The transparency with which they work has obviously gathered a lot of attention. Their ideas, as has just been so comprehensively demonstrated, are shared openly. It must have both helped and hindered them. “It helps,” says Persson, “because it’s part of how I wanted to develop games, inspired by 2D Boy and TaleWorlds. I am very verbose, and I’m used to talking about things. And it gets us lots of good PR, because it means people want us to succeed.”

However he’s also aware that it does mean other people can take his ideas. “I don’t mind clones,” he adds, expressing his dislike of people being prevented from making mimicking games. “You own the concept of blocks falling?! I’m really against the idea of software patents.” But if he gives all his ideas away, he says, other people could work on it before he’s able. “So it’s a strategy to not do that.” He laughs, and continues, “But now I’ve told you all the ideas anyway.”

There’s a strong tone of the desire for ideas to be free within the company. While disappointed when people use their trademarks or art work, Persson fully encourages people to steal the ideas behind Minecraft. There’s plans to release parts of the source code in the future, to encourage people to modify the game. The save and load code, for instance, will likely be released to allow others to make their own level generators. Modding support will also contain a lot of source code. But not the core, or the renderer, at this stage. But later on, once the game is no longer being developed, he can see the whole game code being released.

Something occurred to me during my time with Mojang that I’d not thought about before. Minecraft taps into something on a really primal level – it’s about the very most basic human needs. It addresses the basics of Maslow's hierarchy of needs, focusing on the need for homeostasis and shelter ahead of the subjects of most other games, that appear higher on Maslow's pyramid. Friendship, family, respect, morality, problem solving and so on are the subjects on which most games will centre their narratives, even if they’re just about shooting soldiers in the face. But Minecraft gets at what lies underneath. Persson sees it so much more clearly. “If you base your game on reality, you don’t have to design – you can just copy.”

With his town simulator, and of course Wurm Online before Minecraft, the theme is consistent in his games. “I think it comes from the frustration with other games,” he explains. “Why can’t I do this? Why can’t I open this door?” It’s unfamiliar from how I would expect it to work.” But this seems to be something that’s been the case for twenty years now. “And they get worse,” Persson adds. “I figure it ties into how linear a game is. If a game is too linear, if you try to explore you just get frustrated.” We talk about a shared desire in driving games to drive the wrong way around the track, or off toward the crowd.

Which captures so much of the overriding philosophy of Mojang.

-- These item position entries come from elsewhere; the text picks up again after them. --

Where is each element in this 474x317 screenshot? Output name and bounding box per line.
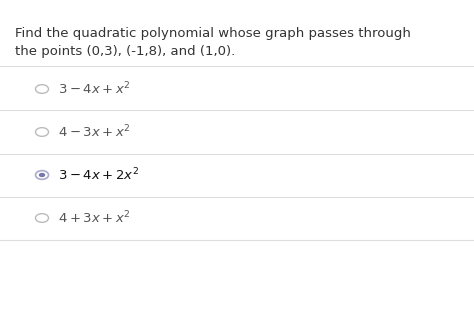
Text: Find the quadratic polynomial whose graph passes through: Find the quadratic polynomial whose grap… [15, 27, 411, 40]
Text: $3 - 4x + 2x^2$: $3 - 4x + 2x^2$ [58, 167, 139, 183]
Ellipse shape [39, 173, 45, 177]
Text: the points (0,3), (-1,8), and (1,0).: the points (0,3), (-1,8), and (1,0). [15, 45, 235, 58]
Text: $4 + 3x + x^2$: $4 + 3x + x^2$ [58, 210, 130, 226]
Text: $3 - 4x + x^2$: $3 - 4x + x^2$ [58, 81, 130, 97]
Text: $4 - 3x + x^2$: $4 - 3x + x^2$ [58, 124, 130, 140]
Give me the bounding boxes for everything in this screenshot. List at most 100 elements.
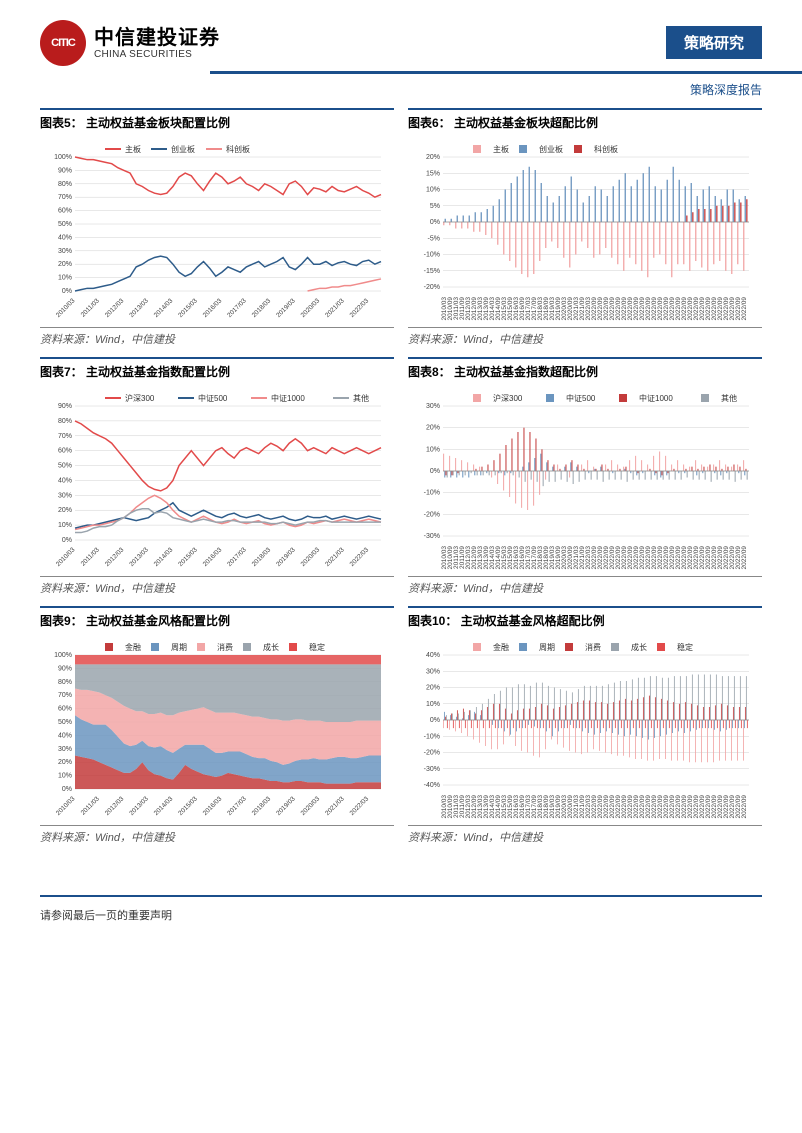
chart-title: 图表10： 主动权益基金风格超配比例 bbox=[408, 606, 762, 629]
svg-text:沪深300: 沪深300 bbox=[125, 393, 155, 403]
svg-text:70%: 70% bbox=[58, 692, 72, 699]
svg-text:20%: 20% bbox=[426, 425, 440, 432]
svg-text:2016/03: 2016/03 bbox=[202, 546, 224, 568]
svg-text:-30%: -30% bbox=[424, 533, 440, 540]
svg-text:-30%: -30% bbox=[424, 766, 440, 773]
svg-text:2019/03: 2019/03 bbox=[275, 795, 297, 817]
svg-text:2014/03: 2014/03 bbox=[153, 795, 175, 817]
svg-text:稳定: 稳定 bbox=[677, 642, 693, 652]
svg-text:2019/03: 2019/03 bbox=[275, 546, 297, 568]
svg-text:0%: 0% bbox=[430, 219, 440, 226]
svg-text:周期: 周期 bbox=[171, 643, 187, 652]
svg-text:2022/09: 2022/09 bbox=[741, 546, 748, 570]
svg-text:2013/03: 2013/03 bbox=[128, 795, 150, 817]
logo-text: 中信建投证券 CHINA SECURITIES bbox=[94, 27, 220, 60]
svg-text:100%: 100% bbox=[54, 154, 72, 161]
brand-cn: 中信建投证券 bbox=[94, 27, 220, 49]
svg-text:2013/03: 2013/03 bbox=[128, 546, 150, 568]
svg-text:40%: 40% bbox=[426, 652, 440, 659]
svg-text:2017/03: 2017/03 bbox=[226, 546, 248, 568]
svg-text:2022/09: 2022/09 bbox=[741, 795, 748, 819]
svg-text:-15%: -15% bbox=[424, 268, 440, 275]
svg-text:2011/03: 2011/03 bbox=[80, 546, 101, 567]
svg-text:2021/03: 2021/03 bbox=[324, 546, 346, 568]
svg-text:10%: 10% bbox=[58, 275, 72, 282]
brand-en: CHINA SECURITIES bbox=[94, 49, 220, 60]
svg-text:70%: 70% bbox=[58, 194, 72, 201]
svg-text:2020/03: 2020/03 bbox=[300, 795, 322, 817]
svg-text:2018/03: 2018/03 bbox=[251, 546, 273, 568]
svg-text:金融: 金融 bbox=[125, 642, 141, 652]
svg-text:80%: 80% bbox=[58, 181, 72, 188]
chart-row: 图表9： 主动权益基金风格配置比例 金融周期消费成长稳定0%10%20%30%4… bbox=[40, 606, 762, 845]
svg-text:40%: 40% bbox=[58, 234, 72, 241]
chart-cell-8: 图表8： 主动权益基金指数超配比例 沪深300中证500中证1000其他-30%… bbox=[408, 357, 762, 596]
svg-text:2012/03: 2012/03 bbox=[104, 795, 126, 817]
svg-text:科创板: 科创板 bbox=[226, 144, 250, 154]
svg-text:沪深300: 沪深300 bbox=[493, 393, 523, 403]
svg-text:30%: 30% bbox=[426, 403, 440, 410]
svg-text:10%: 10% bbox=[426, 187, 440, 194]
svg-text:2021/03: 2021/03 bbox=[324, 297, 346, 319]
svg-text:2014/03: 2014/03 bbox=[153, 546, 175, 568]
svg-text:2012/03: 2012/03 bbox=[104, 297, 126, 319]
svg-text:2011/03: 2011/03 bbox=[80, 795, 101, 816]
chart-5: 主板创业板科创板0%10%20%30%40%50%60%70%80%90%100… bbox=[40, 135, 394, 325]
logo-block: CITIC 中信建投证券 CHINA SECURITIES bbox=[40, 20, 220, 66]
chart-10: 金融周期消费成长稳定-40%-30%-20%-10%0%10%20%30%40%… bbox=[408, 633, 762, 823]
chart-row: 图表7： 主动权益基金指数配置比例 沪深300中证500中证1000其他0%10… bbox=[40, 357, 762, 596]
chart-row: 图表5： 主动权益基金板块配置比例 主板创业板科创板0%10%20%30%40%… bbox=[40, 108, 762, 347]
svg-text:50%: 50% bbox=[58, 719, 72, 726]
chart-6: 主板创业板科创板-20%-15%-10%-5%0%5%10%15%20%2010… bbox=[408, 135, 762, 325]
svg-text:2020/03: 2020/03 bbox=[300, 546, 322, 568]
svg-text:中证1000: 中证1000 bbox=[271, 393, 305, 403]
svg-text:90%: 90% bbox=[58, 403, 72, 410]
svg-text:2015/03: 2015/03 bbox=[177, 546, 199, 568]
sub-header-label: 策略深度报告 bbox=[0, 75, 802, 102]
chart-cell-10: 图表10： 主动权益基金风格超配比例 金融周期消费成长稳定-40%-30%-20… bbox=[408, 606, 762, 845]
svg-text:主板: 主板 bbox=[125, 144, 141, 154]
svg-text:2022/09: 2022/09 bbox=[741, 297, 748, 321]
svg-text:其他: 其他 bbox=[721, 393, 737, 403]
chart-cell-7: 图表7： 主动权益基金指数配置比例 沪深300中证500中证1000其他0%10… bbox=[40, 357, 394, 596]
svg-text:2014/03: 2014/03 bbox=[153, 297, 175, 319]
footer: 请参阅最后一页的重要声明 bbox=[40, 895, 762, 953]
svg-text:-10%: -10% bbox=[424, 252, 440, 259]
svg-text:80%: 80% bbox=[58, 679, 72, 686]
chart-source: 资料来源：Wind，中信建投 bbox=[408, 327, 762, 347]
svg-text:2015/03: 2015/03 bbox=[177, 795, 199, 817]
svg-text:其他: 其他 bbox=[353, 393, 369, 403]
svg-text:-10%: -10% bbox=[424, 490, 440, 497]
chart-source: 资料来源：Wind，中信建投 bbox=[408, 825, 762, 845]
page-header: CITIC 中信建投证券 CHINA SECURITIES 策略研究 bbox=[0, 0, 802, 66]
svg-text:2020/03: 2020/03 bbox=[300, 297, 322, 319]
svg-text:0%: 0% bbox=[62, 537, 72, 544]
svg-text:2017/03: 2017/03 bbox=[226, 297, 248, 319]
svg-text:10%: 10% bbox=[426, 446, 440, 453]
svg-text:主板: 主板 bbox=[493, 144, 509, 154]
svg-text:90%: 90% bbox=[58, 665, 72, 672]
svg-text:2013/03: 2013/03 bbox=[128, 297, 150, 319]
svg-text:成长: 成长 bbox=[631, 642, 647, 652]
svg-text:2015/03: 2015/03 bbox=[177, 297, 199, 319]
chart-title: 图表5： 主动权益基金板块配置比例 bbox=[40, 108, 394, 131]
svg-text:中证500: 中证500 bbox=[198, 393, 228, 403]
svg-text:2019/03: 2019/03 bbox=[275, 297, 297, 319]
svg-text:-20%: -20% bbox=[424, 750, 440, 757]
svg-text:科创板: 科创板 bbox=[594, 144, 618, 154]
svg-text:2016/03: 2016/03 bbox=[202, 297, 224, 319]
chart-cell-5: 图表5： 主动权益基金板块配置比例 主板创业板科创板0%10%20%30%40%… bbox=[40, 108, 394, 347]
svg-text:20%: 20% bbox=[58, 759, 72, 766]
svg-text:2022/03: 2022/03 bbox=[349, 795, 371, 817]
chart-title: 图表8： 主动权益基金指数超配比例 bbox=[408, 357, 762, 380]
chart-source: 资料来源：Wind，中信建投 bbox=[40, 327, 394, 347]
chart-7: 沪深300中证500中证1000其他0%10%20%30%40%50%60%70… bbox=[40, 384, 394, 574]
header-band-label: 策略研究 bbox=[666, 26, 762, 59]
svg-text:金融: 金融 bbox=[493, 642, 509, 652]
chart-source: 资料来源：Wind，中信建投 bbox=[40, 825, 394, 845]
svg-text:2021/03: 2021/03 bbox=[324, 795, 346, 817]
svg-text:创业板: 创业板 bbox=[171, 144, 195, 154]
svg-text:50%: 50% bbox=[58, 463, 72, 470]
svg-text:0%: 0% bbox=[62, 786, 72, 793]
svg-text:2011/03: 2011/03 bbox=[80, 297, 101, 318]
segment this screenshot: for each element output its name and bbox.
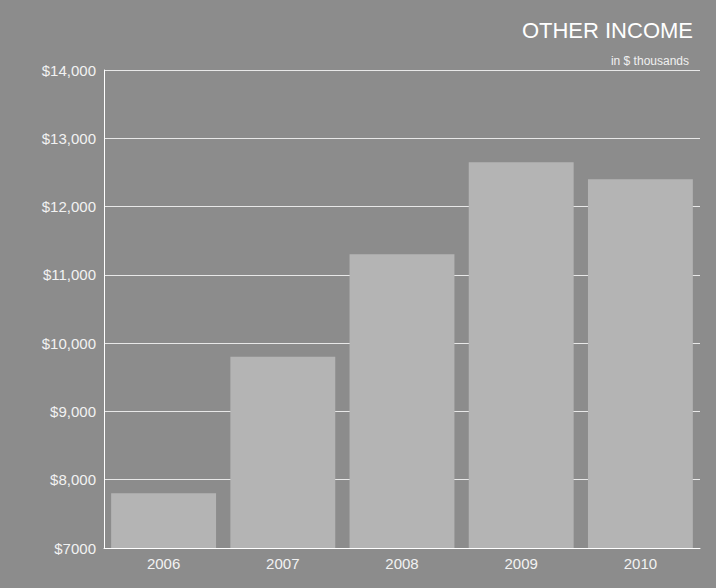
svg-text:in $ thousands: in $ thousands: [611, 54, 689, 68]
svg-text:2007: 2007: [266, 555, 299, 572]
svg-text:$10,000: $10,000: [42, 335, 96, 352]
svg-text:$11,000: $11,000: [43, 266, 96, 283]
svg-text:2008: 2008: [385, 555, 418, 572]
svg-text:$7000: $7000: [54, 540, 96, 557]
svg-text:$8,000: $8,000: [50, 471, 96, 488]
svg-text:OTHER INCOME: OTHER INCOME: [522, 18, 693, 43]
svg-text:$9,000: $9,000: [50, 403, 96, 420]
svg-text:2010: 2010: [624, 555, 657, 572]
svg-text:$12,000: $12,000: [42, 198, 96, 215]
svg-text:$14,000: $14,000: [42, 62, 96, 79]
svg-text:2006: 2006: [147, 555, 180, 572]
svg-text:$13,000: $13,000: [42, 130, 96, 147]
svg-text:2009: 2009: [505, 555, 538, 572]
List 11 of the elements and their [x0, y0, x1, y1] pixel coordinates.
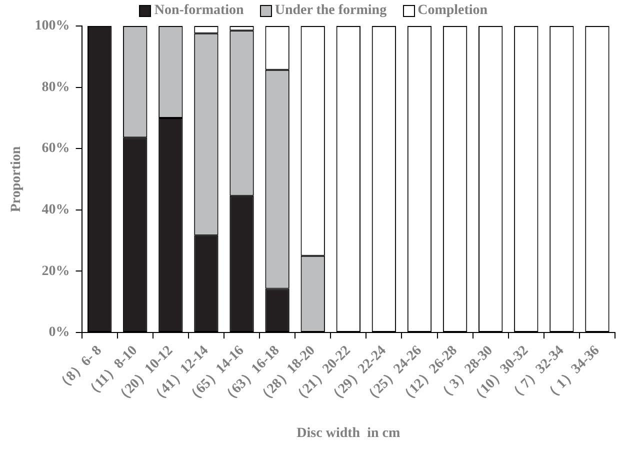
y-tick-label: 40% — [42, 202, 70, 218]
series-label: Completion — [418, 3, 488, 19]
y-axis-title: Proportion — [9, 146, 24, 212]
y-tick-label: 20% — [42, 264, 70, 279]
y-tick-label: 80% — [42, 80, 70, 95]
y-tick-label: 100% — [34, 18, 70, 34]
y-tick-label: 0% — [48, 325, 70, 340]
legend-label: Under the forming — [274, 3, 387, 19]
y-tick-label: 60% — [42, 141, 70, 156]
x-axis-title: Disc width in cm — [296, 426, 400, 442]
legend-label: Non-formation — [154, 3, 244, 19]
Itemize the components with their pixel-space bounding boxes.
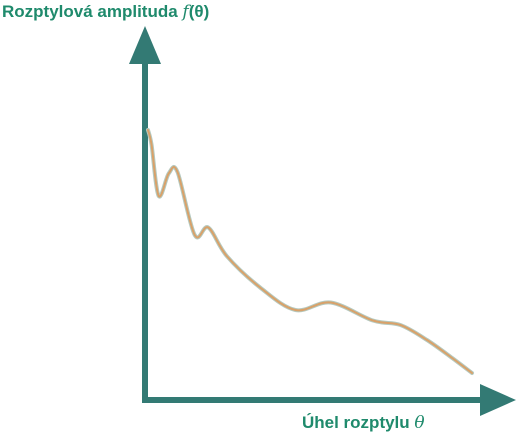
y-axis-title-f: f [182,2,189,22]
y-axis-title-theta: (θ) [188,2,210,21]
x-axis-title: Úhel rozptylu θ [302,413,425,433]
series-layer [146,128,474,375]
y-axis-title: Rozptylová amplituda f(θ) [2,2,209,22]
y-axis-title-text: Rozptylová amplituda [2,2,183,21]
y-axis-arrowhead [129,26,161,64]
x-axis-arrowhead [480,384,516,416]
x-axis-title-theta: θ [414,413,425,433]
scattering-amplitude-curve [147,129,473,374]
x-axis-title-text: Úhel rozptylu [302,413,415,432]
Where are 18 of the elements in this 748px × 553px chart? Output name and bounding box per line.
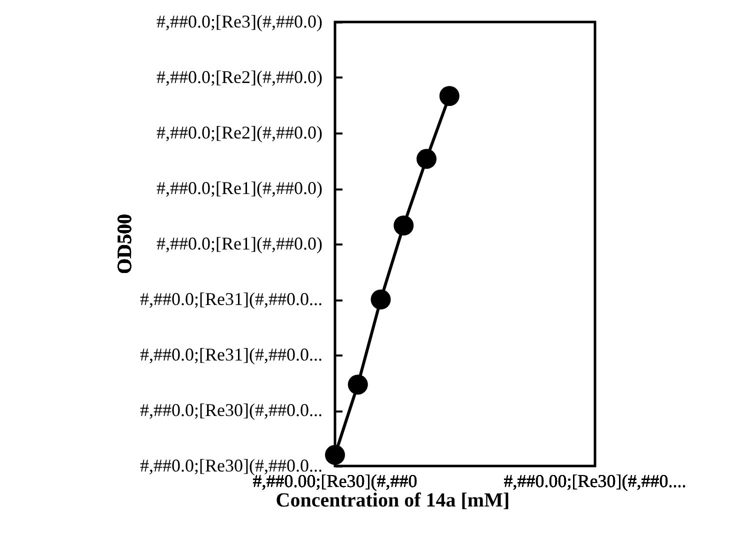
text: #,##0.0;[Re3](#,##0.0) [156, 12, 322, 32]
text: #,##0.0;[Re1](#,##0.0) [156, 178, 322, 198]
point [416, 148, 437, 169]
point [439, 86, 460, 106]
text: #,##0.0;[Re30](#,##0.0... [140, 456, 322, 476]
text: #,##0.0;[Re1](#,##0.0) [156, 234, 322, 254]
point [348, 374, 368, 395]
point [325, 444, 345, 465]
text: OD500 [114, 214, 136, 274]
text: #,##0.0;[Re31](#,##0.0... [140, 344, 322, 364]
point [370, 290, 391, 310]
text: #,##0.0;[Re2](#,##0.0) [156, 122, 322, 142]
text: #,##0.0;[Re30](#,##0.0... [140, 400, 322, 420]
x-axis-title: Concentration of 14a [mM] [276, 490, 510, 512]
point [394, 216, 414, 236]
text: #,##0.00;[Re30](#,##0.... [504, 471, 686, 491]
text: #,##0.0;[Re2](#,##0.0) [156, 67, 322, 87]
text: #,##0.0;[Re31](#,##0.0... [140, 289, 322, 309]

As much as Minecraft is procedurally generated, so is their development. This open, inspired method of constant iterations seems to constantly surprising themselves. Persson explains that mob villages will likely be an expansion for Minecraft after it’s finished. But then if he realises how to do it before, then it’ll get in there.

It’s risky, exciting. But they’re also in a position of security with the remarkable cash at their disposal, new offices they’re in the process of making their own, and the opportunities to make the games they’ve always wanted to play. And Persson recognises that need for safety, both in and out of the game.

“The sense of security is really important. That’s why torches are in the game. It’s so you can feel safe.”